Samelson was lowered into the darkness harnessed to the rope, wearing all black and a head lamp.

“It felt like spelunking into a cave,” he said.

The scariest part, according to Samelson, was not the free-fall itself but the first drop. He had to crawl through a small camera-hole in the cat-walk, and then jump out, trusting the rope to catch him.

All the guys knew that there was some real danger involved, especially since they had tested the system with only a 20-pound backpack. The prayer beforehand, Krogh said, went something like: “Lord, please help this go well — and please help Parker stay alive.”

They tried to be as safe as possible. Samelson was harnessed into an elaborate pulley-belay system, with two people securing Samelson from above.

Once Samelson reached Thomas safely on the ground the first time, the group collectively let our their bated breath — and then repeated the stunt four or five times, timing it with Krumsieg’s reading. By the time they left Edman, it was 4 a.m.

On the morning of town hall chapel, Krogh, Fernandes and Samelson made their way up to the catwalk at 9:15. Then they waited.

Samelson said that it was the longest hour of his life.

“If anyone had walked or looked up there at all,” Krogh added. “We all would have been caught.”

When they heard Krumsieg’s voice in the microphone, the crew in the cat-walk knew they had cleared the last hurdle — and there was no turning back. Samelson jumped out, and they started belaying.

Samelson described being lowered as nothing but “a blur.” The main thing he was worried about was avoiding one of the hanging microphone cords; Fernandes was signaling furiously from the catwalk for him to avoid them.

“I had never had that many people looking at me at one time,” Samelson said.

Going in, the team was most worried about President Philip Ryken’s reaction. They hoped that he wouldn’t find the prank disrespectful — or worse, heretical — but it was a possibility.

So it was a welcome surprise to them when, immediately after the prank, Ryken said into the microphone that he had always believed that “pranks should be done to the glory of God. And I think this was.”

The guys were all impressed with how well the Wheaton administration responded to the prank; most members of the administration found the prank amusing.

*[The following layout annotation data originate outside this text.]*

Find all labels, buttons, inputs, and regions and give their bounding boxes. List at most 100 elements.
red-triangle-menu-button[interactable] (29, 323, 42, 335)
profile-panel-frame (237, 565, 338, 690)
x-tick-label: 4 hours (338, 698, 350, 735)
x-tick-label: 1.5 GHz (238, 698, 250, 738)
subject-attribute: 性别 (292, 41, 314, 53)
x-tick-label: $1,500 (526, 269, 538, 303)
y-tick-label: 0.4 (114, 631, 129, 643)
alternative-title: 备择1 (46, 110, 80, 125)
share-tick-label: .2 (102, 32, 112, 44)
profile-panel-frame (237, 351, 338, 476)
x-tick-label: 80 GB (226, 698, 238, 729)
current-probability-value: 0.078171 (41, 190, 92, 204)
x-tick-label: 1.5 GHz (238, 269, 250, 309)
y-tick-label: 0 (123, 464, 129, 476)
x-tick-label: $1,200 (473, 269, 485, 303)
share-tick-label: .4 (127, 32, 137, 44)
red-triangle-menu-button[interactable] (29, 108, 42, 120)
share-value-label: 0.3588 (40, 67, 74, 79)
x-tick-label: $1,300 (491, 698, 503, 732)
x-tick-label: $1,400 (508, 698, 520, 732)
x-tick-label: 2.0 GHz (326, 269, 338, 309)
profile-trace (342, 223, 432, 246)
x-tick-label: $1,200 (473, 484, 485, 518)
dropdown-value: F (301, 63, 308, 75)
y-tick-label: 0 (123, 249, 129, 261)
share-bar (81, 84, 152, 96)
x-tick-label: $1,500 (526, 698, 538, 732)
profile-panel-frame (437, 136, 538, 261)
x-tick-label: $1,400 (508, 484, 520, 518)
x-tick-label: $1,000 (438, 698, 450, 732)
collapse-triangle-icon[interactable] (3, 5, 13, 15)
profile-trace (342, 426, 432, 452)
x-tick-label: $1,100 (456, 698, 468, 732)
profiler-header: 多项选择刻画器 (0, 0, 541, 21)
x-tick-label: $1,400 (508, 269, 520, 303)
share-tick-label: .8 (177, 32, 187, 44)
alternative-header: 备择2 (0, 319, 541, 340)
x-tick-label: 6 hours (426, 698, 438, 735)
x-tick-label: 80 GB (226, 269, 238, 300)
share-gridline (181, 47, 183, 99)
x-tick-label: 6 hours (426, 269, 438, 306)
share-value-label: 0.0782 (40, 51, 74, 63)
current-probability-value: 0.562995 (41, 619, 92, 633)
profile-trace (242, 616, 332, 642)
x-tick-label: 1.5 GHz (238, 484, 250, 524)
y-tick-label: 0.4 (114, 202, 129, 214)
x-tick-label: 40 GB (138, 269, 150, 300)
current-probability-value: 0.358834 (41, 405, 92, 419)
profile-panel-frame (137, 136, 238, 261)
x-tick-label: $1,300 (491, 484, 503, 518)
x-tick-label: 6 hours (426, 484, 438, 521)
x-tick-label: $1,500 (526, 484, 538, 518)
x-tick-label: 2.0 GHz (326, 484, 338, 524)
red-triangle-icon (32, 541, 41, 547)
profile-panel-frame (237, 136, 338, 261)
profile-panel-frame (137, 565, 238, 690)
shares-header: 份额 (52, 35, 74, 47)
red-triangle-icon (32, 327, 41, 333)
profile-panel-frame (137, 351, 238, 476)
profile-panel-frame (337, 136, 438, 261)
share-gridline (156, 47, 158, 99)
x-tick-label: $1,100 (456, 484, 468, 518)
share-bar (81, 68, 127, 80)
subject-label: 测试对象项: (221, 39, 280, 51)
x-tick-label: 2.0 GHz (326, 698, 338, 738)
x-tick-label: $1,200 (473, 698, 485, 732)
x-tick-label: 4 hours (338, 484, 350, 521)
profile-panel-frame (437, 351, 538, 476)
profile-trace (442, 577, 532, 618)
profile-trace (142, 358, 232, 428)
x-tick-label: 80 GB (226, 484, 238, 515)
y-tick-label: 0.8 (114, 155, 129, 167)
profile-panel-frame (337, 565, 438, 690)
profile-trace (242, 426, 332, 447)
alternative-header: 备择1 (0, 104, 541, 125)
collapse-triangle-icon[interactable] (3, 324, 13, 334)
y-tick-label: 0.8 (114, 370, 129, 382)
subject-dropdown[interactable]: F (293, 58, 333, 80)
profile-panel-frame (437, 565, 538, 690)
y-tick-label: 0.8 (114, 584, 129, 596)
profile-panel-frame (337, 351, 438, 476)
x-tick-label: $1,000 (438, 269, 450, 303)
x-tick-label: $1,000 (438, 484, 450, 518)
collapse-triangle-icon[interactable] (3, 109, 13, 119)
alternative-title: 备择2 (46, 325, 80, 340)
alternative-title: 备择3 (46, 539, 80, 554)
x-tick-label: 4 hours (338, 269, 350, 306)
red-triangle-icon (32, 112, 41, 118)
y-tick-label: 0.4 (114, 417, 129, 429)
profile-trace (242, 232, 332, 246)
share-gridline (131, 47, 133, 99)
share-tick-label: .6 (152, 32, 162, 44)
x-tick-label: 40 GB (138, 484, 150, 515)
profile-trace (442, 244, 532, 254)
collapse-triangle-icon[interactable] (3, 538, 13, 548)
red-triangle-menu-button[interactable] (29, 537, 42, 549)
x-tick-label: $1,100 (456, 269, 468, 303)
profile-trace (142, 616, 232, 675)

The sophomores were actually taking a picture with Ryken and Chaplain Timothy Blackmon when Public Safety officers came in to get their names. Each prankster was assigned five hours of community service at the college for trespassing on the restricted cat-walk.

They said that they saw their penalty as fair — and it would serve as an opportunity to further the spirit of the prank which was, as they asserted, executed out of love for Wheaton.

Thomas noted that the format of town hall chapel was critical. They were all aware that chapel pranks could be disrespectful towards a guest speaker in most chapels — town hall chapel, Thomas pointed out, is purposefully centered on student input. In this context, they reasoned, the prank could be considered a form of input. Samelson added that they intentionally performed the prank early on in chapel, hoping both to give everyone a chance to “take a deep breath,” and to avoid taking anything away from the more serious questions that would follow.

In the past week, alumni from around the world have been sharing the video of the prank on social media. As the views on YouTube grew close to 10,000, the crew realized that this could be where they “peak” at Wheaton. Right now, they couldn’t be happier about that.